By Tom Strini
Over the past 10 years, Rowan County’s budget has grown at an average annual rate of 4.51 percent while the Consumer Price Index has grown only 3.2 percent (most of us are lucky to keep up with CPI) and Social Security benefits have grown only 3.08 percent.
These figures are relevant because approximately 14.6 percent of residents in Rowan County live below the poverty line, based on U.S. Census Bureau 2019-2023 data and another 27 percent live in what are called “ALICE” (Asset Limited, Income Constrained, Employed) households. In addition, 18 percent of Rowan County residents are over 65 and likely rely heavily on Social Security. As the county budget rises, so too does the tax burden on citizens and that burden falls most harshly on the poor and older taxpayers.
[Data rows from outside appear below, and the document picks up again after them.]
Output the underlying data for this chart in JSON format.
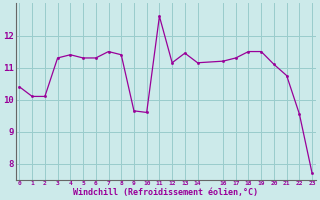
{
  "x": [
    0,
    1,
    2,
    3,
    4,
    5,
    6,
    7,
    8,
    9,
    10,
    11,
    12,
    13,
    14,
    16,
    17,
    18,
    19,
    20,
    21,
    22,
    23
  ],
  "y": [
    10.4,
    10.1,
    10.1,
    11.3,
    11.4,
    11.3,
    11.3,
    11.5,
    11.4,
    9.65,
    9.6,
    12.6,
    11.15,
    11.45,
    11.15,
    11.2,
    11.3,
    11.5,
    11.5,
    11.1,
    10.75,
    9.55,
    7.7
  ],
  "line_color": "#990099",
  "marker_color": "#990099",
  "bg_color": "#cceaea",
  "grid_color": "#99cccc",
  "xlabel": "Windchill (Refroidissement éolien,°C)",
  "xlabel_color": "#990099",
  "tick_color": "#990099",
  "axes_color": "#666666",
  "ylim": [
    7.5,
    13.0
  ],
  "yticks": [
    8,
    9,
    10,
    11,
    12
  ],
  "xticks": [
    0,
    1,
    2,
    3,
    4,
    5,
    6,
    7,
    8,
    9,
    10,
    11,
    12,
    13,
    14,
    16,
    17,
    18,
    19,
    20,
    21,
    22,
    23
  ],
  "xlim": [
    -0.3,
    23.3
  ]
}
As reported in the Salisbury Post, at a recent forum several county commission candidates indicated a preference for a sales tax increase to fund increases in the county budget. Any tax increase, whether through property valuation increases, property tax rate increases or sales tax increases will hurt significant portions of our fellow citizens. It’s time for those in office, and those who seek to be, to recognize that while they can with legally the stroke of a pen increase the county’s income by extracting it from residents, those same residents do not have the luxury of simply going back to some bottomless well.
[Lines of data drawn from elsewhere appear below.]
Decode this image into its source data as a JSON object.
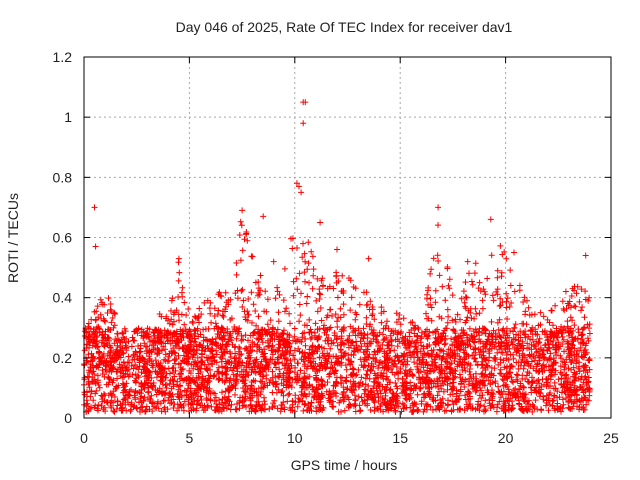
{
  "chart_data": {
    "type": "scatter",
    "title": "Day 046 of 2025, Rate Of TEC Index for receiver dav1",
    "xlabel": "GPS time / hours",
    "ylabel": "ROTI / TECUs",
    "xlim": [
      0,
      25
    ],
    "ylim": [
      0,
      1.2
    ],
    "xticks": [
      "0",
      "5",
      "10",
      "15",
      "20",
      "25"
    ],
    "yticks": [
      "0",
      "0.2",
      "0.4",
      "0.6",
      "0.8",
      "1",
      "1.2"
    ],
    "grid": true,
    "legend": "none",
    "marker": "+",
    "series": [
      {
        "color": "#ff0000",
        "x_range": [
          0,
          24
        ],
        "baseline_range": [
          0.02,
          0.3
        ],
        "envelope": [
          {
            "x": 0.0,
            "y": 0.3
          },
          {
            "x": 1.0,
            "y": 0.42
          },
          {
            "x": 2.0,
            "y": 0.3
          },
          {
            "x": 3.0,
            "y": 0.3
          },
          {
            "x": 4.0,
            "y": 0.38
          },
          {
            "x": 4.5,
            "y": 0.53
          },
          {
            "x": 5.0,
            "y": 0.35
          },
          {
            "x": 6.0,
            "y": 0.4
          },
          {
            "x": 7.0,
            "y": 0.45
          },
          {
            "x": 7.5,
            "y": 0.69
          },
          {
            "x": 8.0,
            "y": 0.55
          },
          {
            "x": 8.5,
            "y": 0.45
          },
          {
            "x": 9.0,
            "y": 0.4
          },
          {
            "x": 9.5,
            "y": 0.55
          },
          {
            "x": 10.0,
            "y": 0.7
          },
          {
            "x": 10.5,
            "y": 0.6
          },
          {
            "x": 11.0,
            "y": 0.55
          },
          {
            "x": 11.5,
            "y": 0.45
          },
          {
            "x": 12.0,
            "y": 0.55
          },
          {
            "x": 13.0,
            "y": 0.45
          },
          {
            "x": 14.0,
            "y": 0.38
          },
          {
            "x": 15.0,
            "y": 0.35
          },
          {
            "x": 16.0,
            "y": 0.3
          },
          {
            "x": 16.8,
            "y": 0.65
          },
          {
            "x": 17.5,
            "y": 0.42
          },
          {
            "x": 18.0,
            "y": 0.45
          },
          {
            "x": 18.5,
            "y": 0.55
          },
          {
            "x": 19.0,
            "y": 0.5
          },
          {
            "x": 19.5,
            "y": 0.6
          },
          {
            "x": 20.0,
            "y": 0.55
          },
          {
            "x": 21.0,
            "y": 0.4
          },
          {
            "x": 22.0,
            "y": 0.35
          },
          {
            "x": 23.0,
            "y": 0.45
          },
          {
            "x": 24.0,
            "y": 0.42
          }
        ],
        "outliers": [
          {
            "x": 0.5,
            "y": 0.7
          },
          {
            "x": 0.55,
            "y": 0.57
          },
          {
            "x": 10.4,
            "y": 1.05
          },
          {
            "x": 10.5,
            "y": 1.05
          },
          {
            "x": 10.4,
            "y": 0.98
          },
          {
            "x": 10.1,
            "y": 0.78
          },
          {
            "x": 10.2,
            "y": 0.77
          },
          {
            "x": 10.3,
            "y": 0.75
          },
          {
            "x": 16.8,
            "y": 0.7
          },
          {
            "x": 7.5,
            "y": 0.69
          },
          {
            "x": 8.5,
            "y": 0.67
          },
          {
            "x": 19.3,
            "y": 0.66
          },
          {
            "x": 11.2,
            "y": 0.65
          },
          {
            "x": 4.5,
            "y": 0.53
          },
          {
            "x": 23.8,
            "y": 0.54
          },
          {
            "x": 13.5,
            "y": 0.53
          },
          {
            "x": 20.4,
            "y": 0.55
          },
          {
            "x": 18.2,
            "y": 0.52
          },
          {
            "x": 12.0,
            "y": 0.56
          },
          {
            "x": 9.0,
            "y": 0.52
          }
        ]
      }
    ]
  }
}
For most of us, the response to an unavoidable increase in one cost is to cut back on another. For retirees and those living at the margins that often means reducing things that most of us consider essential, like medical care and food. It is time for the county budget to be administered like most taxpayers handle their household budget, that is, work within existing income constraints, make the hard decisions among spending priorities and stop writing checks that someone else has to cover. Next year’s budget should be reduced 12 percent from the current one to get back in line with CPI over the past ten years and property tax rates reduced accordingly. Commissioner candidates should commit to all future budget increases never exceeding the lowest of the Social Security COLA and the CPI change.
Lastly, Republicans like to characterize Democrats as “tax and spend.” Since Republican-dominated Rowan County has a property tax rate that is nearly 15 percent higher than the average of those of Mecklenburg and Wake counties which are Democratic-dominated, which party is truly that of “tax and spend?” Bear that in mind when you go to the polls!